Stay out!  Keep out of our church!  We always say as we drive by.  We don't want your type in here!
Last night, on our way to our own church for a square dance (Maryland's official Folk dance) we saw the chains again.  We have no chains on our parking lot.  Some of the neighborhood kids skateboard there.
Stay out!  Keep out of our church!  You're not like us and we don't want you!
Jake says, "Keep away!  We're an antique!"
Now Jake's ten.  He had no idea how funny that statement actually is, and maybe even a little profound.  There's a protective quality to some old-line churches, isn't there?  As if somebody different might just walk in, touch things, and church and God as they know it might crumble around them, and then what?
All this to say, let's make today a day we don't stagnate.  See Will's blog about the Sudan if you want to feel deeply.


Blogger Deborah said...

When I lived in Nova Scotia, a tiny Anglican church with beautiful stained glass windows in the village of Bear River used to leave its heavy wooden door unlocked so that any time of the day or night, one could go inside the sanctuary and pray.

I used to avail myself of that sacred spot often, sometimes spending up to two hours there alone praying because my life back then was so full of anguish.

Then, one day I discovered someone had thrown a rock through one of the stained glass windows.

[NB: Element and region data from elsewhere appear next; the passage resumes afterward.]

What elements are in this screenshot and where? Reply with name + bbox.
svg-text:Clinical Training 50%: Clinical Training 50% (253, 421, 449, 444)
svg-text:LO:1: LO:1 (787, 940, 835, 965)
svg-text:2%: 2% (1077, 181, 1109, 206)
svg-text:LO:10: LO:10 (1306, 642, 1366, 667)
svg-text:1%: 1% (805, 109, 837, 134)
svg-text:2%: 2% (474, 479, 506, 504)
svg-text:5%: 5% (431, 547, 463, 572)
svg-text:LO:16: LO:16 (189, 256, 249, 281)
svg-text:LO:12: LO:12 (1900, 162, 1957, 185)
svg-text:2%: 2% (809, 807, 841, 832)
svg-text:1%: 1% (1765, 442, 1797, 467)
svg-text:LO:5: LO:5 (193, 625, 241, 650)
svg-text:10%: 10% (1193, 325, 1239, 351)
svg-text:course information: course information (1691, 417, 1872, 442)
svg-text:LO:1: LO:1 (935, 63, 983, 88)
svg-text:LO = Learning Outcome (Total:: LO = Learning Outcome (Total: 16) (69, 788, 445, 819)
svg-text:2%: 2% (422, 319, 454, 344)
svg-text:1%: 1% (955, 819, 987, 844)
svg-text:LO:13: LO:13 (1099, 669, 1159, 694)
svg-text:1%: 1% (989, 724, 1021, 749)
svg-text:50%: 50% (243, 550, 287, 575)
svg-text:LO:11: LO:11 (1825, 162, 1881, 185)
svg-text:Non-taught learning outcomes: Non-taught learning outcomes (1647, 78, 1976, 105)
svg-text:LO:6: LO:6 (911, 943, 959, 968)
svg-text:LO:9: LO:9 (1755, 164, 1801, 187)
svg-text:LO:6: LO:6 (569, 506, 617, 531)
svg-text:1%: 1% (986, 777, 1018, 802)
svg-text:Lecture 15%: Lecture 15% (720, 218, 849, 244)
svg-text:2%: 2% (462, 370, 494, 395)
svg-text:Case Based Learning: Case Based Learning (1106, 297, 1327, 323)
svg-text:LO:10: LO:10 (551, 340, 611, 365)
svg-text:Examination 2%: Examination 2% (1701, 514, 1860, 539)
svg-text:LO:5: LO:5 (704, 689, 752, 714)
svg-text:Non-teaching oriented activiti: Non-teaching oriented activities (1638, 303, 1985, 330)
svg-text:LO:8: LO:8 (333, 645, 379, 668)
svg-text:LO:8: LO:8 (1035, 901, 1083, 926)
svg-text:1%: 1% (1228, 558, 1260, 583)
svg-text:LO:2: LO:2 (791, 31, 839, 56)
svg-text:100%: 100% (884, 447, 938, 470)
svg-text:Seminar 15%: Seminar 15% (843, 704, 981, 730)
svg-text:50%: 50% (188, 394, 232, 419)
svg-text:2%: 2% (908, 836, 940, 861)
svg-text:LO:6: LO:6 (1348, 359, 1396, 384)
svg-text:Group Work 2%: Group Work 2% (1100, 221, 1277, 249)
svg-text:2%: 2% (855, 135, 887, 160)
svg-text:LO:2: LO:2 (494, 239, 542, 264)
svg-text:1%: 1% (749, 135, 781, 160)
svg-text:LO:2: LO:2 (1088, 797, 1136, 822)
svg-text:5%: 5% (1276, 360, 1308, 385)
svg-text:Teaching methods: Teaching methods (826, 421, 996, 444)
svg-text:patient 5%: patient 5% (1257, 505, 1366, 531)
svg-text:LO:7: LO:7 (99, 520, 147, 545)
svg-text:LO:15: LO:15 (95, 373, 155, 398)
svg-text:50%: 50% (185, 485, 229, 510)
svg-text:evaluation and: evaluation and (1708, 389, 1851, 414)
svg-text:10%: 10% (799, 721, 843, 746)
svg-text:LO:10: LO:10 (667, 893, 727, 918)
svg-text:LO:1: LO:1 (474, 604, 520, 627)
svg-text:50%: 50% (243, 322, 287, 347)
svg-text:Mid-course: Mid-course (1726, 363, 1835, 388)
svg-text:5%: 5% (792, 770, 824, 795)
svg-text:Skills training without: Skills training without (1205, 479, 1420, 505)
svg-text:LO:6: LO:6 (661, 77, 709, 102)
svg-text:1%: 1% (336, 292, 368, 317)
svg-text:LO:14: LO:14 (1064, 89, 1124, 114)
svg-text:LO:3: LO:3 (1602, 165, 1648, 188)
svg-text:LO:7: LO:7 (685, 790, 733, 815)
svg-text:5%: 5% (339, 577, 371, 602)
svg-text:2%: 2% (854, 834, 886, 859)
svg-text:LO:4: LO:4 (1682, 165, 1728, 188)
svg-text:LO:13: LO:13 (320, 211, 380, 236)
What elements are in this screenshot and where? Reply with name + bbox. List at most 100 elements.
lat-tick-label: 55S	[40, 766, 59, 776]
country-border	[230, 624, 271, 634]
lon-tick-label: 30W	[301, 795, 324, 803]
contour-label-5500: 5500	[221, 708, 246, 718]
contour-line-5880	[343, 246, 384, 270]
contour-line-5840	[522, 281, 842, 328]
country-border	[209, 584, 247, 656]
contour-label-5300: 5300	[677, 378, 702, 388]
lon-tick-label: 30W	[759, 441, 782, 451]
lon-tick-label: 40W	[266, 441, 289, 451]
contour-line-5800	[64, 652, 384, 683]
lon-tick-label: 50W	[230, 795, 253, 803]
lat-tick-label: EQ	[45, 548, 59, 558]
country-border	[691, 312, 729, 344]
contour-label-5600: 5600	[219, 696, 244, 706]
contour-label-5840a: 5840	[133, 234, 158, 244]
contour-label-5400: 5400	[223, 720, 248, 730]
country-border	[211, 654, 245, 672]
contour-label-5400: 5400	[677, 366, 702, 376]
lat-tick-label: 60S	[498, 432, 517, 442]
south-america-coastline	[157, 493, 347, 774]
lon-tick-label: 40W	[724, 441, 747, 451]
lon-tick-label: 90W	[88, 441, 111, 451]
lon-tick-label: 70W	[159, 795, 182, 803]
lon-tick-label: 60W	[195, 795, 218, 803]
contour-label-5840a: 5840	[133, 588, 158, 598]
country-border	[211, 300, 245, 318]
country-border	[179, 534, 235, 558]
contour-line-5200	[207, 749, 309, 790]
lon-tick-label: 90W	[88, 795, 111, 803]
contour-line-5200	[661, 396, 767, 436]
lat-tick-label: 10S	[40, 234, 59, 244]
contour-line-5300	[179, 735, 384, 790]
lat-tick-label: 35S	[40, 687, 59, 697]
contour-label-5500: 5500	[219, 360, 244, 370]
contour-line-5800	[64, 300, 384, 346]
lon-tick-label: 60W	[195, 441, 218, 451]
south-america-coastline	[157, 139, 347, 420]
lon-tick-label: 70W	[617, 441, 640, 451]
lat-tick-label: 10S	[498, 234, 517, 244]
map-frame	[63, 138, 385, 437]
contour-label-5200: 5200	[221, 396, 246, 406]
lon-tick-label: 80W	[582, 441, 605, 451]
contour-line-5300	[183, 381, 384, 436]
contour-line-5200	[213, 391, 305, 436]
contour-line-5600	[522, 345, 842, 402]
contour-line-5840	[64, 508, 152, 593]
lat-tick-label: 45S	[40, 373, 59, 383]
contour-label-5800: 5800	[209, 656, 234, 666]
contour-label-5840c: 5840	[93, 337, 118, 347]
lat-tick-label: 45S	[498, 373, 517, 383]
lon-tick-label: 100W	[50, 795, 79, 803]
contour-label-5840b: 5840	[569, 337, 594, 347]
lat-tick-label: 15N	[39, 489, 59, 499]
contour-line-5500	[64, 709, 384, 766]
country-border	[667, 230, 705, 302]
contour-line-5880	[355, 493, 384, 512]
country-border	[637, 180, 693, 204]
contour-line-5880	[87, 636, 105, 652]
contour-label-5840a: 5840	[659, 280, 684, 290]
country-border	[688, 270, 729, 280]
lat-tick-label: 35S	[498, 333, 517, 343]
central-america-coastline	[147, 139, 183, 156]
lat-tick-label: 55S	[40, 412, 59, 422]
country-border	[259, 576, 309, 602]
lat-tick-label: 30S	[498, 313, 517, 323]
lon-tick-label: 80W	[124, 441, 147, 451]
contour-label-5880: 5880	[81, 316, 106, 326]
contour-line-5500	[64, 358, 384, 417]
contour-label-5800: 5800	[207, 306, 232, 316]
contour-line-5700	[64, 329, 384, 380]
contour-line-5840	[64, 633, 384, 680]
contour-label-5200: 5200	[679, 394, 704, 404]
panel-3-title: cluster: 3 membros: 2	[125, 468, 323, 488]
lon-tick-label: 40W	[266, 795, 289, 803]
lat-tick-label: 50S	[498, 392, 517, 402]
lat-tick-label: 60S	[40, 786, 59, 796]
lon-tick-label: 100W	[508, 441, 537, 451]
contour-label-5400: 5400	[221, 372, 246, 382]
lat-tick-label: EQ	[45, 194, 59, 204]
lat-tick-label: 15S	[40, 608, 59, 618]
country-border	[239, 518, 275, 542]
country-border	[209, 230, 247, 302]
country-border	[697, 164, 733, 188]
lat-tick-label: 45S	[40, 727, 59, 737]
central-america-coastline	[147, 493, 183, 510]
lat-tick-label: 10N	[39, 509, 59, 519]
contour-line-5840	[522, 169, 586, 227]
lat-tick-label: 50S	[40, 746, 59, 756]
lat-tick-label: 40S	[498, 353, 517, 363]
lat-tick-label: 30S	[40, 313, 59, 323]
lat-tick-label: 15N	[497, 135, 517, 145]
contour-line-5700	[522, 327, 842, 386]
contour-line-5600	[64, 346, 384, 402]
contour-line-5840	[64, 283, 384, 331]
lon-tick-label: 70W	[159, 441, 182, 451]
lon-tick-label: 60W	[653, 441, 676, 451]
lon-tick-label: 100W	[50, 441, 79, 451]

A rock right through the only window that depicted Jesus. Shards of glass lay on the altar.

After that, the church stayed locked.

I wonder what assaults from the world that congregation with the chain across its parking lot has experienced. Have they been hit with a law suit because somebody skateboarding broke their collarbone? Were young people doing wheelies in the parking lot and risking their lives? Has their church lawyer warned them of legal liabilities if they don't put up the chain?

Some members of old line churches have been deeply hurt by change--the music isn't what they were comfortable with, the prayer books are gone, so are the hymnals, the theology doesn't even seem the same.

Though I support and love a seeker friendly church, I now attend an antique where many of the people are grumpy because of change and have stedfastly resisted it. And I see some of the richness in the tradition that's now being in danger of being lost and say, wow, this antique is worth preserving and cherishing. That tradition is new to me, and I'm drinking deep and the water is not stagnant at all.

It is sad when antiques end up in museums, roped off, where no one can touch them or enjoy them.

But I understand the protective quality, because I see something so worth preserving that I wouldn't want the altar replaced by an overhead screen, or pews replaced by stacking chairs. I yearn for the days of old cathedrals that took years and years to build and exhibited the kind of craftsmanship you never see these days in modern, functional churches. I yearn for a convergence of beautiful music and words and architecture and theology and living faith. So often, you only have one out of five or two out of five. The churches with the beautiful architecture and music have rotten theology, the churches with good theology have lousy music and architecture.